House and Senate lawmakers have agreed on a five-year plan to change how physicians are paid for treating Medicare patients, an issue that has created a recurring scramble in Congress for over a decade.
Under the deal announced Thursday, Medicare would increase the amount it pays physicians by 0.5% each year for the next five years. The agreement was the result of talks that included the top members of the Senate Finance, House Energy and Commerce, and House Ways and Means committees.
The new bill would also offer bonuses to health-care providers that agree to have their reimbursements based more on outcomes than on the volume of services they provide.

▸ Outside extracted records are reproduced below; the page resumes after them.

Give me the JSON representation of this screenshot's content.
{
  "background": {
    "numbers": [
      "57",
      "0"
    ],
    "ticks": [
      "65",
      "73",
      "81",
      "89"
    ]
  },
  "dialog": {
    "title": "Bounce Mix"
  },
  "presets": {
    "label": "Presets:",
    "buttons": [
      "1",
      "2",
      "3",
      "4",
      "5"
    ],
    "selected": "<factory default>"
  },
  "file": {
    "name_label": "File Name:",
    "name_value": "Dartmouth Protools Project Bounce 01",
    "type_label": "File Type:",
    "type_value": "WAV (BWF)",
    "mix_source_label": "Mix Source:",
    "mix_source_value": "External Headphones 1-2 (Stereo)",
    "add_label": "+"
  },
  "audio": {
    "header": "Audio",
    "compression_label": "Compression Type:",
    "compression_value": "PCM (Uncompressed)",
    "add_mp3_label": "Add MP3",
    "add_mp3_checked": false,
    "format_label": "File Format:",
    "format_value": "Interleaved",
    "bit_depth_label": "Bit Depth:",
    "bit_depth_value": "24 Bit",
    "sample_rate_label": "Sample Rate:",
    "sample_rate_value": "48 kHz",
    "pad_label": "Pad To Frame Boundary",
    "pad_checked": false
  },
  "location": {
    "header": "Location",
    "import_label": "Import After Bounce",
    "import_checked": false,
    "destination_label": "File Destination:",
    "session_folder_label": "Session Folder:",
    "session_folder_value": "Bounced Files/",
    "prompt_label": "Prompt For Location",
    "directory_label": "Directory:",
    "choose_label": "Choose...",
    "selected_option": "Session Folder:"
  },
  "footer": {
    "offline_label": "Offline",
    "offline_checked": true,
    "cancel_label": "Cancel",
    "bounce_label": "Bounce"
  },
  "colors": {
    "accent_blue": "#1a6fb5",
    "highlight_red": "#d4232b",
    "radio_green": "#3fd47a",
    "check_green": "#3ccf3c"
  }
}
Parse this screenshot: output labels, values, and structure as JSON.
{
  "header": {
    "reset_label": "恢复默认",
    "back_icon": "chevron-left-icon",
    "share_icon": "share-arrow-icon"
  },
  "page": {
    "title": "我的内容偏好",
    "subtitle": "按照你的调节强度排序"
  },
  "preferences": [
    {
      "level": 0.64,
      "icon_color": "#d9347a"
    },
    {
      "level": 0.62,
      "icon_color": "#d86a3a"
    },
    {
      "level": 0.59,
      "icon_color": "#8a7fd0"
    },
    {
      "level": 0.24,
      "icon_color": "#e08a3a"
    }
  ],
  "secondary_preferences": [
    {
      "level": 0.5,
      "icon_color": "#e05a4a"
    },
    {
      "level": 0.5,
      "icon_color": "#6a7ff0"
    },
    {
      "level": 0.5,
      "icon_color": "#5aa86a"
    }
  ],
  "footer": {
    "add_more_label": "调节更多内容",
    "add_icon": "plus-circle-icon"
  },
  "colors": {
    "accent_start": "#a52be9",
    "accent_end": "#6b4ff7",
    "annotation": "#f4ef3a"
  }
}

The rates, a perennial issue in Congress since the early 2000s, stem from a 1997 budget law aimed at restraining the growth of Medicare payments. That law set a formula for physician rates that tied payment increases to economic growth, but when health-care costs rose faster than the economy, Congress began to override the formula, in what became known as the “doc fix.”
I’m not opposed to any of this. There was no way they’d ever let the SGR kick in and reduce reimbursement to docs overnight by twenty-some percent. There would be a revolt. Plus, the slowdown in medical spending growth makes the projected cost of this as good as it’s going to get for a while.
But what I find amazing is this: This bill will “cost” something like $150 billion. I put that in quotes because I’ve never believed that it would actually go into effect. Regardless, Congress is going to pass something that will add $150 billion to future spending. For doctors’ salaries? Sure! No problem.
Remember this the next time they say there’s no money in the budget for something, especially when that something is healthcare related. I’m thrilled that they finally acknowledge that sometimes good things cost money.
UPDATE: Dan Munro reminds me that there is still far to go before this becomes law.